Well, what a day I had there with my Polo, he got 1st and BOB and he also got first in all 5 side classes he was entered into giving him his first Red card day, he was beaten for BOV by a whisker by a very deserving Birman kitten , also met Tillytiller there with her NFC, the usual suspect Ellen with the lovely Chester and I'm not sure but was that you Wicket that I got a few pics of your lovely Devon?????


----------



## Steverags (Jul 19, 2010)

And my Polo


----------



## lymorelynn (Oct 4, 2008)

Congratulations to you and Polo :thumbup1: Lovely photos - none of Polo though 
Cross posted -


----------



## Steverags (Jul 19, 2010)

Only lets you post 5 photos at a time, Polo is the first reply


----------



## spotty cats (Jul 24, 2012)

Congratulations


----------



## ellsbells0123 (Oct 4, 2011)

Congratulations to the lovely Polo xxx Can't wait for the next cuddle 

It was such a lovely day, Chester did fab too. He got his merit was placed 1st in beed class and got the BOB.

Very very proud of my baby boy xxxx

Had breakfast with Tillytiller, lovely day, fab company as always.


----------



## ellsbells0123 (Oct 4, 2011)

My nephew came to the show yesterday, had a lovely day.

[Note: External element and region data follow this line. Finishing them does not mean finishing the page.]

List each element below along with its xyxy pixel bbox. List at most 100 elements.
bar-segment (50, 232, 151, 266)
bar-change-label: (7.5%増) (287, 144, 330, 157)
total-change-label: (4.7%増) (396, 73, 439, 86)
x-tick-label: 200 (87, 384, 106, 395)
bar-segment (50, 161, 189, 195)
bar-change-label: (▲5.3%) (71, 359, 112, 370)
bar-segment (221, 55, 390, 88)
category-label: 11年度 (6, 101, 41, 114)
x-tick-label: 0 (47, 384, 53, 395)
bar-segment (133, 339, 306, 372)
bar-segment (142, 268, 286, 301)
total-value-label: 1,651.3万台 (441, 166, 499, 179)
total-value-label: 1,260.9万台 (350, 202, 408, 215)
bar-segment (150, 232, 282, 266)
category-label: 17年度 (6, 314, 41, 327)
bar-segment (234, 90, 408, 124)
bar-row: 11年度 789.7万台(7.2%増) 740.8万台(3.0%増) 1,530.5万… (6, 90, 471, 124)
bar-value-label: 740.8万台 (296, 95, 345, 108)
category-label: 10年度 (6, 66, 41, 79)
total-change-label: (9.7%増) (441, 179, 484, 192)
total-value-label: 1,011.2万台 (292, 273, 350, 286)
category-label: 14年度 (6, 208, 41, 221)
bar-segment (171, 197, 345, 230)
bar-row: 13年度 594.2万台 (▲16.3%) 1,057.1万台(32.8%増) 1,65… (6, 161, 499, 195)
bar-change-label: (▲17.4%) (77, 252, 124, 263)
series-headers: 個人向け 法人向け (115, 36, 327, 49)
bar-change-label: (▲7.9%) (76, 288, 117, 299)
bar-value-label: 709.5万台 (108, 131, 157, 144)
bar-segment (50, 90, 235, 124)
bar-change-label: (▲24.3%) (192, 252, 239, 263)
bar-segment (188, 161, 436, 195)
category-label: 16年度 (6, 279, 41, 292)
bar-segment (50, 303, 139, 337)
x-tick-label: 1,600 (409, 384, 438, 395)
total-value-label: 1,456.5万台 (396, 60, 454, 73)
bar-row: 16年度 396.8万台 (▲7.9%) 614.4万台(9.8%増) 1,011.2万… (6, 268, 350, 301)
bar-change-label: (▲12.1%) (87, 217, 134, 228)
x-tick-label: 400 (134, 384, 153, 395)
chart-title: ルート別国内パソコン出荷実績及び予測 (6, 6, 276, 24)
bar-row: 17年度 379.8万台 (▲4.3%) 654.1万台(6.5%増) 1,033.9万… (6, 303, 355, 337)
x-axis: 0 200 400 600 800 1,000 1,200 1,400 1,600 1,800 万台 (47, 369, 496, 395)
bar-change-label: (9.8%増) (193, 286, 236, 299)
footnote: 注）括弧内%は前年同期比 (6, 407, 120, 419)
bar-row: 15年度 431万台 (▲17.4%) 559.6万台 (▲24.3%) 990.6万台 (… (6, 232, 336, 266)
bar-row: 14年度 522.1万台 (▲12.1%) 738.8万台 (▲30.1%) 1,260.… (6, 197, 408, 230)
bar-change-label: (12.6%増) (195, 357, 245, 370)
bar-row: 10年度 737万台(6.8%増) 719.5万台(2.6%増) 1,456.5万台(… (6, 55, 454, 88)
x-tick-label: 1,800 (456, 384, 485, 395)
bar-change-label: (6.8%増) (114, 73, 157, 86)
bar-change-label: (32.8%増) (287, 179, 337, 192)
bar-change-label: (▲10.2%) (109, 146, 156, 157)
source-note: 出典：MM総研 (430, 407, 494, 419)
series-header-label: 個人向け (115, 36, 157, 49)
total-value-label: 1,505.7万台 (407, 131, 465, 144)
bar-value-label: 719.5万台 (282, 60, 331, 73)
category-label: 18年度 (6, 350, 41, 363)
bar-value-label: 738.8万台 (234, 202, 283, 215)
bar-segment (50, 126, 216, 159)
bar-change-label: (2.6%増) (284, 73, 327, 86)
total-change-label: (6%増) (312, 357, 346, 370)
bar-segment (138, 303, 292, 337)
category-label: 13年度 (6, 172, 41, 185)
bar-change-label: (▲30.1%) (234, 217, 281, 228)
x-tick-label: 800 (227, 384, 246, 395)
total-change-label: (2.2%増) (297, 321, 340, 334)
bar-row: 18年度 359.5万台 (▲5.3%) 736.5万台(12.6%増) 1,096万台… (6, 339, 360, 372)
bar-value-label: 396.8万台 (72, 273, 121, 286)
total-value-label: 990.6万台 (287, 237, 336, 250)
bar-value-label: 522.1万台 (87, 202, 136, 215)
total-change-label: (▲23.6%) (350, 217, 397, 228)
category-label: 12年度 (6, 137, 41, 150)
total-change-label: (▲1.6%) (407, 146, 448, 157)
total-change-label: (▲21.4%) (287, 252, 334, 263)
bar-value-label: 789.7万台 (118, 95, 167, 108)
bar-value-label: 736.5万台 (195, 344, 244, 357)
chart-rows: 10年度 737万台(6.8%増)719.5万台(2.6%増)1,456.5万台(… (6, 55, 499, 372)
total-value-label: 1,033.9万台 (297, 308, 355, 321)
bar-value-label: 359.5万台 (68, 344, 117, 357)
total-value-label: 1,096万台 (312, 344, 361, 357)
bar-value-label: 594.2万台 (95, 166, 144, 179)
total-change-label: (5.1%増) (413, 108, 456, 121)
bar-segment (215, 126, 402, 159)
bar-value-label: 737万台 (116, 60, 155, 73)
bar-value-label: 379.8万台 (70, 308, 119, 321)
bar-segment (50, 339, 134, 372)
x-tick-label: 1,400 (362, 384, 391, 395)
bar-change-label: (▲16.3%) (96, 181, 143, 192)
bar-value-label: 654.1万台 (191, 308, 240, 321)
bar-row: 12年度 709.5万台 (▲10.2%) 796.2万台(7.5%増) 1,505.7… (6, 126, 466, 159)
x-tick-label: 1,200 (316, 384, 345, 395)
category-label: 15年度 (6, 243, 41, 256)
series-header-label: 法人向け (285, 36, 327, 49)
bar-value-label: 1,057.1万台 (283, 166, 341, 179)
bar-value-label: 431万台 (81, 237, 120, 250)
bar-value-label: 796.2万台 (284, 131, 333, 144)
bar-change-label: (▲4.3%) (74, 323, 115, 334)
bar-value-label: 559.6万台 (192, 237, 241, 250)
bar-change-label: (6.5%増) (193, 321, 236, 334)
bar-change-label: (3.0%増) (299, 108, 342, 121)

Here he is grooming Chester :001_wub::001_wub::001_wub:


----------



## Tillytiller (Mar 8, 2014)

Hi All, 
Congratulations!!  
I really had a great time and am looking forward to the next show and seeing you all again!! Thank you for all your help I was a bag of nerves  

Super proud of Millie :thumbup1:


----------



## sarahecp (Aug 22, 2011)

Big congratulations! and well done to you all :thumbup: :thumbup:


----------



## PetloverJo (Nov 4, 2011)

Congratulations to all. 

Lovely photo's Steve


----------



## Steverags (Jul 19, 2010)

Still wondering if Wicket was the Devon owner????


----------



## wicket (Aug 22, 2012)

Steverags said:


> Still wondering if Wicket was the Devon owner????


mine was the little chocolate smoke Devon kitten at the end of the row, next to the lady in the photo (wish I was that glamorous lol) - was absolutely thrilled as she won breed first and best of breed and two of her three side classes, and also got the members choice rosette and it was both of ours first show - I was so nervous I forgot my camera 

The day flew so fast, I had my parents and niece in the afternoon and before I knew it it was time to go home and I hadnt found your lovely petforum people. 
I think I have the show bug now thought, it was fantastic to get to talk cats all day


----------



## Iduna (Feb 1, 2012)

Well done to all :thumbup:
Phroaigs dad and his breeder made Gold Olympian and BIS Foreign   she is very impressed as is everyone else.


----------



## GingerJasper (Oct 29, 2012)

When and where was this show in Essex. Obviously i've missed this year but would like to make a note in the diary for next year.

Well done to all the winners pics look great.


----------



## ellsbells0123 (Oct 4, 2011)

GingerJasper said:


> When and where was this show in Essex. Obviously i've missed this year but would like to make a note in the diary for next year.
> 
> Well done to all the winners pics look great.


It was in Kent, Swanley


----------